3. 1Reason is not salvation in itself, but it makes way for peace and brings you to a state of mind in which salvation can be given you. 2Sin is a block, set like a heavy gate, locked and without a key, across the road to peace. 3No one who looks on it without the help of reason would try to pass it. 4The body’s eyes behold it as solid granite, so thick it would be madness to attempt to pass it. 5Yet reason sees through it easily, because it is an error. 6The form it takes cannot conceal its emptiness from reason’s eyes.

4. 1Only the form of error attracts the ego. 2Meaning it does not recognize, and does not see if it is there or not. 3Everything the body’s eyes can see is a mistake, an error in perception, a distorted fragment of the whole without the meaning that the whole would give. 4And yet mistakes, regardless of their form, can be corrected. 5Sin is but error in a special form the ego venerates. 6It would preserve all errors and make them sins. 7For here is its own stability, its heavy anchor in the shifting world it made; the rock on which its church is built, and where its worshippers are bound to bodies, believing the body’s freedom is their own.
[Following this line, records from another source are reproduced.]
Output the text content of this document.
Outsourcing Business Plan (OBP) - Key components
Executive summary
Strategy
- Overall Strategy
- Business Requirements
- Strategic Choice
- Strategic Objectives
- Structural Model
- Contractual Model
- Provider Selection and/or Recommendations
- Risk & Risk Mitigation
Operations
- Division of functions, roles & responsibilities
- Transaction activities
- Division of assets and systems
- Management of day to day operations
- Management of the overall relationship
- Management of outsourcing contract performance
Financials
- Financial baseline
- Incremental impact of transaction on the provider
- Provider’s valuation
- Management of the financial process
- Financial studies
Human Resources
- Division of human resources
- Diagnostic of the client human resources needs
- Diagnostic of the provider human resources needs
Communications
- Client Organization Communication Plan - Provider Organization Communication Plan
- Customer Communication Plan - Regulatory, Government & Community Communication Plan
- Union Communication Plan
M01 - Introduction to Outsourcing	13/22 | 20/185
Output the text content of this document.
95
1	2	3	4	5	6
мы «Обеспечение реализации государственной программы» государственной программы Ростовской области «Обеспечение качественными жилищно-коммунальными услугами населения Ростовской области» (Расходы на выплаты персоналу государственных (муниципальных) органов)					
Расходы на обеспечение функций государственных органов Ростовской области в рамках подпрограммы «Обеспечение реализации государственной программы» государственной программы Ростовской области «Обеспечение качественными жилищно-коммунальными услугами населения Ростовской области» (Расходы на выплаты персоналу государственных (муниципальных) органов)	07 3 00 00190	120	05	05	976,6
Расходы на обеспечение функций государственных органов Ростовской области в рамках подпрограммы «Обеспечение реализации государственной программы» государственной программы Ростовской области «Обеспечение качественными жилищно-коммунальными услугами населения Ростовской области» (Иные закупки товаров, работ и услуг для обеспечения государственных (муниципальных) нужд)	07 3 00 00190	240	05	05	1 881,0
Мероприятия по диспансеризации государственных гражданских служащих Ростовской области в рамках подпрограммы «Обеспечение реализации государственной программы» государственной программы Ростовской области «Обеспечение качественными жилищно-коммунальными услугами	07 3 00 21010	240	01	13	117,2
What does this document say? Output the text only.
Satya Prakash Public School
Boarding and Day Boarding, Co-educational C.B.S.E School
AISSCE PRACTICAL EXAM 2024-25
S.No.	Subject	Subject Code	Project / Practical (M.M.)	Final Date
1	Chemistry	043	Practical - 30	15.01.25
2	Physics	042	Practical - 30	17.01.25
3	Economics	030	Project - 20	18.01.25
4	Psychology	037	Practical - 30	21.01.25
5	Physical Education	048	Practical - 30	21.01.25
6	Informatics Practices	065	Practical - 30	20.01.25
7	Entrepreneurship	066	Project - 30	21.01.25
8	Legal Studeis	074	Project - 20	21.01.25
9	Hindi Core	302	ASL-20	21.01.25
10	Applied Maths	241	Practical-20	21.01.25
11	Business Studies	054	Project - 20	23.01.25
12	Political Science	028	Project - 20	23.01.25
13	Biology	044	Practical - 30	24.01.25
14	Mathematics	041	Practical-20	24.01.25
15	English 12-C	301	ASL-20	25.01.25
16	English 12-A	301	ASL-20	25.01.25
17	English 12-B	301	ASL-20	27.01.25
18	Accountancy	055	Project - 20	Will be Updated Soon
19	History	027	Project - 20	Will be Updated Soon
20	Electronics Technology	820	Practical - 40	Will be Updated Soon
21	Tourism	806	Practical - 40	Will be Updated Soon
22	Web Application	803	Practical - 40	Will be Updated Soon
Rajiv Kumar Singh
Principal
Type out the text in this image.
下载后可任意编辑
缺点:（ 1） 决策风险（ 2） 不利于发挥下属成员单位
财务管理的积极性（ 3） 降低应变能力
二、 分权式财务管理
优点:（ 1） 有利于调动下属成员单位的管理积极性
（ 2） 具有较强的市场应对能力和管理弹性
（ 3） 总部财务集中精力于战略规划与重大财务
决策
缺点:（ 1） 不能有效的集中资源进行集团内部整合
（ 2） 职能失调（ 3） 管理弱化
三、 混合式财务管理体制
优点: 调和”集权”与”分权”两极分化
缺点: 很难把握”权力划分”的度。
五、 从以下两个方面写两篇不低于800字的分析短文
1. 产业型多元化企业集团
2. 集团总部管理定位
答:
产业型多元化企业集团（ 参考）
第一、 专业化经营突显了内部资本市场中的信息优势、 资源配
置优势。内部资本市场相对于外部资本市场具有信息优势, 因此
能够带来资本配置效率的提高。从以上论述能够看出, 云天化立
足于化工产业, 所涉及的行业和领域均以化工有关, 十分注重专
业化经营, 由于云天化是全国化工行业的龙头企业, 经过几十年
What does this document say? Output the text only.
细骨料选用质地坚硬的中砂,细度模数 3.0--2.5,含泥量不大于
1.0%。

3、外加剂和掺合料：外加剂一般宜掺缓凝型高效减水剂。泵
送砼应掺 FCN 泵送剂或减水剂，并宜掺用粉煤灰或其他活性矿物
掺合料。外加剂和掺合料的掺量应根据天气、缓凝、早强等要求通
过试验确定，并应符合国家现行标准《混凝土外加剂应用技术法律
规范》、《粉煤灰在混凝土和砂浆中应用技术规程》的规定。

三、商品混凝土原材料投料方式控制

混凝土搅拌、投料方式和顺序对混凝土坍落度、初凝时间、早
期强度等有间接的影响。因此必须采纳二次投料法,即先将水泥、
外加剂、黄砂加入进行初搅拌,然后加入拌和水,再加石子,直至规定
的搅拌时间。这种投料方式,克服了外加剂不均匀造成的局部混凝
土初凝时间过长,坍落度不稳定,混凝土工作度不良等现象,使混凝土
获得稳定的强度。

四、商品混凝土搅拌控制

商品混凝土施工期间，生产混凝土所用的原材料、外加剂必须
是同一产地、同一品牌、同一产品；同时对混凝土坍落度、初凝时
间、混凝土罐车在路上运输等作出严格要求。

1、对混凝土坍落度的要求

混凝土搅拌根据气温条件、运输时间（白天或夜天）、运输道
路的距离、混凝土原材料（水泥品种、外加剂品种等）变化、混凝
5. 1Reason will tell you that the form of error is not what makes it a mistake. 2If what the form conceals is a mistake, the form cannot prevent correction. 3The body’s eyes see only form. 4They cannot see beyond what they were made to see. 5And they were made to look on error and not see past it. 6Theirs is indeed a strange perception, for they can see only illusions, unable to look beyond the granite block of sin, and stopping at the outside form of nothing. 7To this distorted form of vision the outside of everything, the wall that stands between you and the truth, is wholly true. 8Yet how can sight that stops at nothingness, as if it were a solid wall, see truly? 9It is held back by form, having been made to guarantee that nothing else but form will be perceived.

6. 1These eyes, made not to see, will never see. 2For the idea they represent left not its maker, and it is their maker that sees through them. 3What was its maker’s goal but not to see? 4For this the body’s eyes are perfect means, but not for seeing. 5See how the body’s eyes rest on externals and cannot go beyond. 6Watch how they stop at nothingness, unable to go beyond the form to meaning. 7Nothing so blinding as perception of form. 8For sight of form means understanding has been obscured.

7. 1Only mistakes have different forms, and so they can deceive. 2You can change form because it is not true. 3It could not be reality because it can be changed. 4Reason will tell you that if form is not reality it must be an illusion, and is not there to see. 5And if you see it you must be mistaken, for you are seeing what can not be real as if it were. 6What cannot see beyond what is not there must be distorted perception, and must perceive illusions as the truth. 7Could it, then, recognize the truth?

8. 1Let not the form of his mistakes keep you from him whose holiness is yours. 2Let not the vision of his holiness, the sight of which would show you your forgiveness, be kept from you by what the body’s eyes can see. 3Let your awareness of your brother not be blocked by your perception of his sins and of his body. 4What is there in him that you would attack except what you associate with his body, which you believe can sin? 5Beyond his errors is his holiness and your salvation. 6You gave him not his holiness, but tried to see your sins in him to save yourself. 7And yet, his holiness is your forgiveness. 8Can you be saved by making sinful the one whose holiness is your salvation?

9. 1A holy relationship, however newly born, must value holiness above all else. 2Unholy values will produce confusion, and in awareness. 3In an unholy relationship, each one is valued because he seems to justify the other’s sin. 4Each sees within the other what impels him to sin against his will. 5And thus he lays his sins upon the other, and is attracted to him to perpetuate his sins. 6And so it must become impossible for each to see himself as causing sin by his desire to have sin real. 7Yet reason sees a holy relationship as what it is; a common state of mind, where both give errors gladly to correction, that both may happily be healed as one.